#413: SPOTLIGHT: Eve Hepburn

#413: Eve Hepburn

January 14, 2025

A Backbeat of Community

Question for Eve:

Can you recall a specific moment in the last four months that you were in what you would consider to be “nature” and thought or felt for at least a split second that “maybe all is actually right with the world” ?

 

Eve's Response: 

I feel like I’m taking the easy option by answering this question, as I’ve just spent the last few months transforming my life so that I can spend more time in nature. I left a career in investment management and retrained as a forest bathing practitioner, so I can support other people’s wellbeing through mindfulness in nature, while opening myself up more fully to joy. But this question, a lovely multi-layered one, is making me think about why.

It was Long Covid that kick started this journey into nature: it made me yearn, more than anything, to be outdoors (rather than having to spend days, weeks, months sick in bed). And so when my body relearned to walk, it was to the trees I went. Panting, breathless, I would arrive at my local park and collapse on a bench. And then a miracle would happen. The wind would caress the skin on my face. The starlings would nonchalantly sing their favourite songs. The low winter sunlight would paint the grass a golden hue. The trees would creak overhead, whispering, in the breeze, ‘we’ve got you’. And then my breath would slow. And my body would relax. And time would stand still.

And it was in these moments that I would realise, in a whooshing surge of clarity, that not only was I ‘in nature’ at that very moment, and that nature was doing its very best to heal me, but that I was nature – I was part of this ecosystem like everything else. I depended on everything around me, and they, in turn, depended on me.

And so began my learnings and meditations on nature. My quest to understand trees, and the communities they nurture; to decipher the fungal merchants connecting the trees underground; to understand how birds spread the seeds of young aspens, birch and rowan; how everything is connected in a symbiotic dance of life…
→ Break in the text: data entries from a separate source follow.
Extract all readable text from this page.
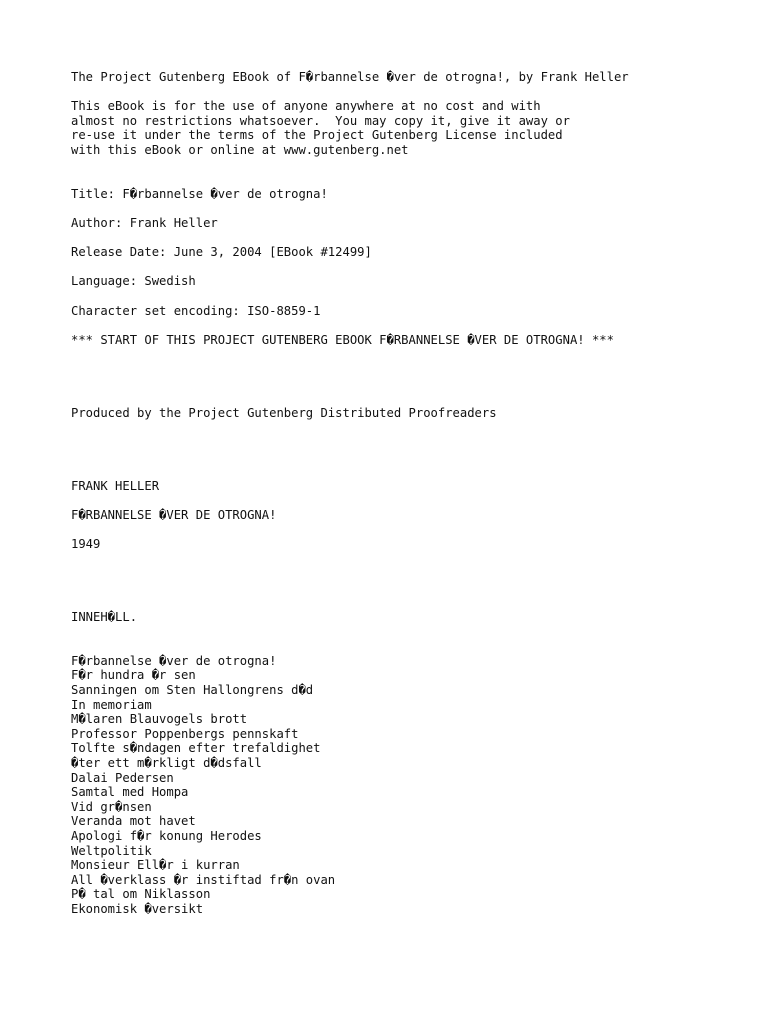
The Project Gutenberg EBook of F�rbannelse �ver de otrogna!, by Frank Heller
This eBook is for the use of anyone anywhere at no cost and with
almost no restrictions whatsoever.  You may copy it, give it away or
re-use it under the terms of the Project Gutenberg License included
with this eBook or online at www.gutenberg.net
Title: F�rbannelse �ver de otrogna!
Author: Frank Heller
Release Date: June 3, 2004 [EBook #12499]
Language: Swedish
Character set encoding: ISO-8859-1
*** START OF THIS PROJECT GUTENBERG EBOOK F�RBANNELSE �VER DE OTROGNA! ***
Produced by the Project Gutenberg Distributed Proofreaders
FRANK HELLER
F�RBANNELSE �VER DE OTROGNA!
1949
INNEH�LL.
F�rbannelse �ver de otrogna!
F�r hundra �r sen
Sanningen om Sten Hallongrens d�d
In memoriam
M�laren Blauvogels brott
Professor Poppenbergs pennskaft
Tolfte s�ndagen efter trefaldighet
�ter ett m�rkligt d�dsfall
Dalai Pedersen
Samtal med Hompa
Vid gr�nsen
Veranda mot havet
Apologi f�r konung Herodes
Weltpolitik
Monsieur Ell�r i kurran
All �verklass �r instiftad fr�n ovan
P� tal om Niklasson
Ekonomisk �versikt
…and death. Because nature teaches us, of course, that everything is impermanent. As the moon rises and the tides turn, and the seasons change as we orbit the sun, so things are born from the soil, grow up reaching for the sun, and return to the soil - their lives lived - to nurture new growth. And if anything can help us broach the feeling that everything is actually right in the world, then perhaps it is this.

 

I suspect Eve would love all direct responses from you.  I find it incredibly encouraging when I hear from any of you after I share my thoughts. It is powerful for me. I assume many others have a similar experience. So here is Eve's' email… pip  

e.v.hepburn@gmail.com 

Amanda's thought…    

Eve, what a beautifully captivating depiction of an extremely challenging journey. And a reminder of how the natural world, just like the human condition, constantly ebbs and flows. I love the juxtaposition and especially love the line, "everything is connected in a symbiotic dance of life." I'm so glad you were able to recover and find solace and restoration in this state of true interconnectedness with nature. Thank you, Eve. I'm so incredibly lucky to know you and your story.